The Basic Understanding of Algorithms Used in Spell Checkers
The first-ever spell check was called WordCheck and released in 1981 on Commodore computer systems. Forty years later, Grammarly is taking chunks out of the competition with its range of features, but even this tool is looking over its shoulder now as AI-generated text is looking to take humans out of the equation entirely.
Any essay writer will tell you that a spell checker is an invaluable tool for their craft. Machines are great at spotting errors based on simple spelling mistakes. As computing power has grown, it has become possible for spell checkers to evolve into grammar and even tone checkers.
Algorithms are sets of instructions carried out by computers. So if you’re using one, you’re saving time and effort, but a great deal of effort was exerted in order to produce a fine set of algorithms that can deal with the vagrancies of the human language. Here’s a basic view of what algorithms are up to when checking your texts.
A level of sophistication
A legitimate spell-checker needs to have some sophistication; a poem by Jerrold H. Zar written in 1992 illustrates this rather nicely.
Eye have a spelling chequer,
It came with my Pea Sea.
It plane lee marks four my revue
Miss Steaks I can knot sea.
A spell-checker using only an algorithm that examines each individual word will not find a problem with that stanza. Indeed, when we read it, we get the joke immediately. Sophisticated spell-checkers need to include a language model that can check each word not only for letter-order but for the context in which a word appears.

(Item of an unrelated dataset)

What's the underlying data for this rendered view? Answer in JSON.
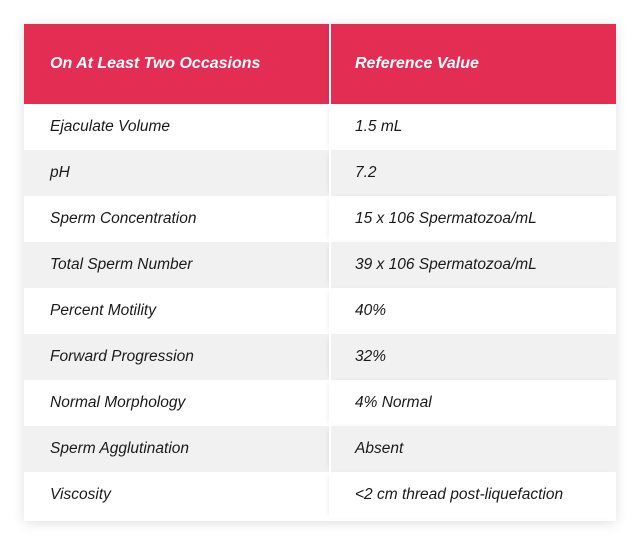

Today, spell-checking programs are available for a wide range of languages – almost all of them in fact – and each language brings its own set of quirks that require algorithmic tweaks. Highly synthetic languages – like German – need to include heavily morphological analysis, that is the way words are formed.
In German, words are built up from root words by adding additional letters in a process called inflexion or agglutination. All languages use this process to an extent, but some much more than others. That’s how you can end up with very long words like ‘rechtsschutzversicherungsgesellschaften’. Language variations like American or British English are much easier to deal with than these kinds of problems.
Native spell-checkers are at an advantage when the language in question is complex, as people developing the program are more aware of its deployment. Some spell-checkers use a solely data-driven approach, which can save time but can increase the number of errors before the final version is rolled out and ready to use.
Some key algorithms
Certain algorithms are so successful they have names, rather than being abstractly simple and serve ‘general purpose’. For instance, Levenshtein distance is a form of string matching that measures the differences of two or more strings. For those not in the know, a string is the computer science term for a set of characters.
BK-Trees are a more recent development; it is a data structure based on Levenshtein. It calculates the number of changes a word has to go through in order for it to turn into another word. You may recognize this as a popular puzzle in the games section of newspapers where you have to gradually turn one word into another. Yes, just like an algorithm!
Markov Chains is another popular algorithm used in spell-checking software. A Markov Chain uses corpus analysis to predict which character should come next in the sequence. This algorithm is used not only in spell-checkers but in stock market analysis and other time-series based problems, such as football scores.
Checking your tone
In essence, spell-checkers seem simple. They break down your text into words, and those words are compared against a dictionary. However, it is the ability to suggest accurate changes that set apart a good spell-checker from merely a ‘verifier’.
The development and advancement of spell-checkers also open up the question of where the boundary of ‘correct’ spelling lies. With spell-checkers that grade your tone and voicings, the software is assessing whether or not you are writing in a way that fits the purpose of the paper.
All spell-checkers need to use a corpus to be highly successful. We’re adding to this corpus all the time, and are able to create tools that blur the line between checking the formulation of words and actually writing content.
N-Grams, also known as Markov Chains, are essential in the fields of computational linguistics; they deal with probability in sequences and are very powerful tools. The main algorithm in question however is still Levenshtein Distance. If you can get to grips with the necessary approaches behind this algorithm, you will be quickly on the way to building your own spelling, and even grammar, checker.